На старых фресках симпатичные зверушки Страшного суда, на свежескошенном газоне выставлены в ряд надгробия, расколотые временем. Сад зарос и превратился в дебри, под ногами хрустят спелые яблоки. Пахнет закатом.

Кустятся за стеной монастыря кресты. Старушки продают сок морошки, яркий и рыжий, по мощеным дорожкам снуют шебутные паломники с пирожками в руках.

Мы валяемся на берегу застывшего Кощеева озера, расстилаемся по глади взглядом, опускаем пальцы в прохладную воду и – чего вы ждали-то – неторопливо пьем смородиновый чай.

Творог, черника и печатная машинка

Грызун-грузовик, который собирает мусор, вползает задом в арку дома, как большое нездоровое животное в свою нору. По жаркой улице плетётся поливальная машина и толкает радугу перед собой. Шмель с усилием протискивает морду в мелкие лиловые цветочки. Пруд зацвел, покрылся ряской, стал таким густым, что утки ходят по нему иисусами.

На брусчатке нарисован желтый полосатый зверь. Шерсть просела, поседела, задыхается от пыли. Drzzz-drzzz – нетерпеливо делает пакет на ветру. Щелкунчик, дружочек, дурак.

Ворвань – это жир, добываемый из некоторых морских млекопитающих и рыб (кит, тюлень, треска и прочие). Мы достаем из озера одну лишь мелочь. Гигант иван-чай покрыл собой когдатошнее поле, и больше деревни здесь нет, даже мёртвой. Один сопревший дом и бревна, отороченные мрачной рванью.

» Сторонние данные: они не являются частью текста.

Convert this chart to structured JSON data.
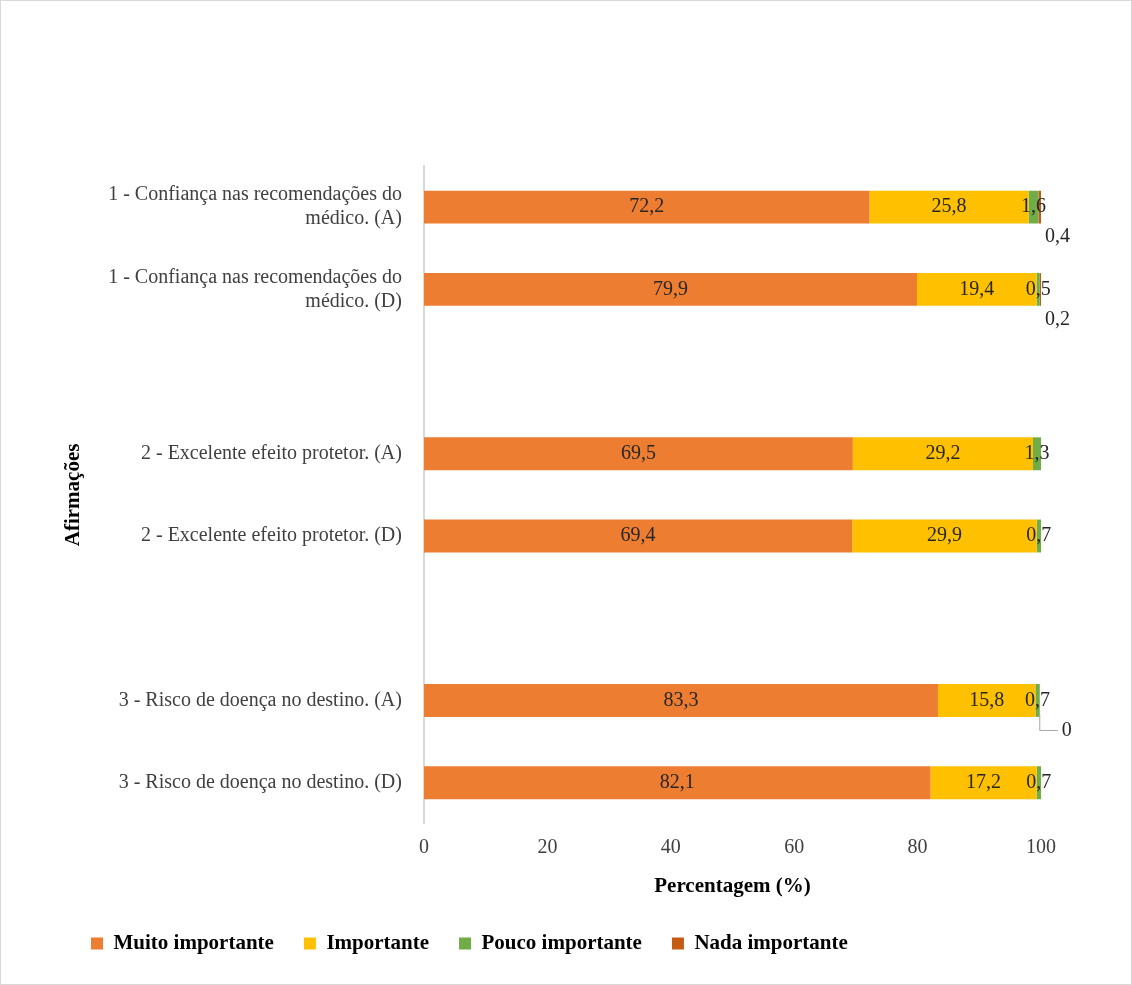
{
  "chart_data": {
    "type": "bar",
    "orientation": "horizontal",
    "stacked": true,
    "xlabel": "Percentagem (%)",
    "ylabel": "Afirmações",
    "categories": [
      "1 - Confiança nas recomendações do médico. (A)",
      "1 - Confiança nas recomendações do médico. (D)",
      null,
      "2 - Excelente efeito protetor. (A)",
      "2 - Excelente efeito protetor. (D)",
      null,
      "3 - Risco de doença no destino. (A)",
      "3 - Risco de doença no destino. (D)"
    ],
    "series": [
      {
        "name": "Muito importante",
        "color": "#ed7d31",
        "values": [
          72.2,
          79.9,
          null,
          69.5,
          69.4,
          null,
          83.3,
          82.1
        ],
        "value_labels": [
          "72,2",
          "79,9",
          null,
          "69,5",
          "69,4",
          null,
          "83,3",
          "82,1"
        ]
      },
      {
        "name": "Importante",
        "color": "#ffc000",
        "values": [
          25.8,
          19.4,
          null,
          29.2,
          29.9,
          null,
          15.8,
          17.2
        ],
        "value_labels": [
          "25,8",
          "19,4",
          null,
          "29,2",
          "29,9",
          null,
          "15,8",
          "17,2"
        ]
      },
      {
        "name": "Pouco importante",
        "color": "#70ad47",
        "values": [
          1.6,
          0.5,
          null,
          1.3,
          0.7,
          null,
          0.7,
          0.7
        ],
        "value_labels": [
          "1,6",
          "0,5",
          null,
          "1,3",
          "0,7",
          null,
          "0,7",
          "0,7"
        ]
      },
      {
        "name": "Nada importante",
        "color": "#c55a11",
        "values": [
          0.4,
          0.2,
          null,
          null,
          null,
          null,
          0,
          null
        ],
        "value_labels": [
          "0,4",
          "0,2",
          null,
          null,
          null,
          null,
          "0",
          null
        ]
      }
    ],
    "xlim": [
      0,
      100
    ],
    "xticks": [
      0,
      20,
      40,
      60,
      80,
      100
    ],
    "grid": false,
    "legend": "bottom left"
  }
}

Лес здесь детский, невысокий, а мхи седые, старые, умнее большинства из вас. Злое солнце печет, как на костре. Речка вьется и крутит тебя на вертеле.

Бежит толстовец против ветра, торопится за позабытым в роще сном. Вдруг всё вспыхнуло, загорелась вся земля, и как будто над головой треснул свод небес.

Выходишь – ничего не слышно. Смутно различаются где редкие звезды, где низким одеялом тучи, по ту сторону дороги невысокий бас собак; на всё находит та особая тишина, которая приходит после дня, полного дождем, ветром и ранним сумраком, когда ты слышишь, как под крышей колодца собирается капля и с гулким звоном валится вглубь – так наливается красным комар, насосавшийся крови, и лопается, оставляя красный след на пальце.

Галки размотались лентой поверх торопящихся туч. Солнце плавит в тучах голубую язву. Кто-то щедрой щепотью бросил над деревьями горсть воробьев, а потом размазал тонким слоем. Ветер смахнул воробьиную пыль к обочине.

Вижу в начале какого-то текста: «Меня разбудило ночью чье-то тление». На другой же странице мы сели в коляску. «Был поздний вечерний час. Погода была отвратительная. Дул порывистый холодный ветер, пахнувший осенью-смертью».

* * *

Опубликовано в: Русская проза. 2013. Выпуск В. С. 511–519.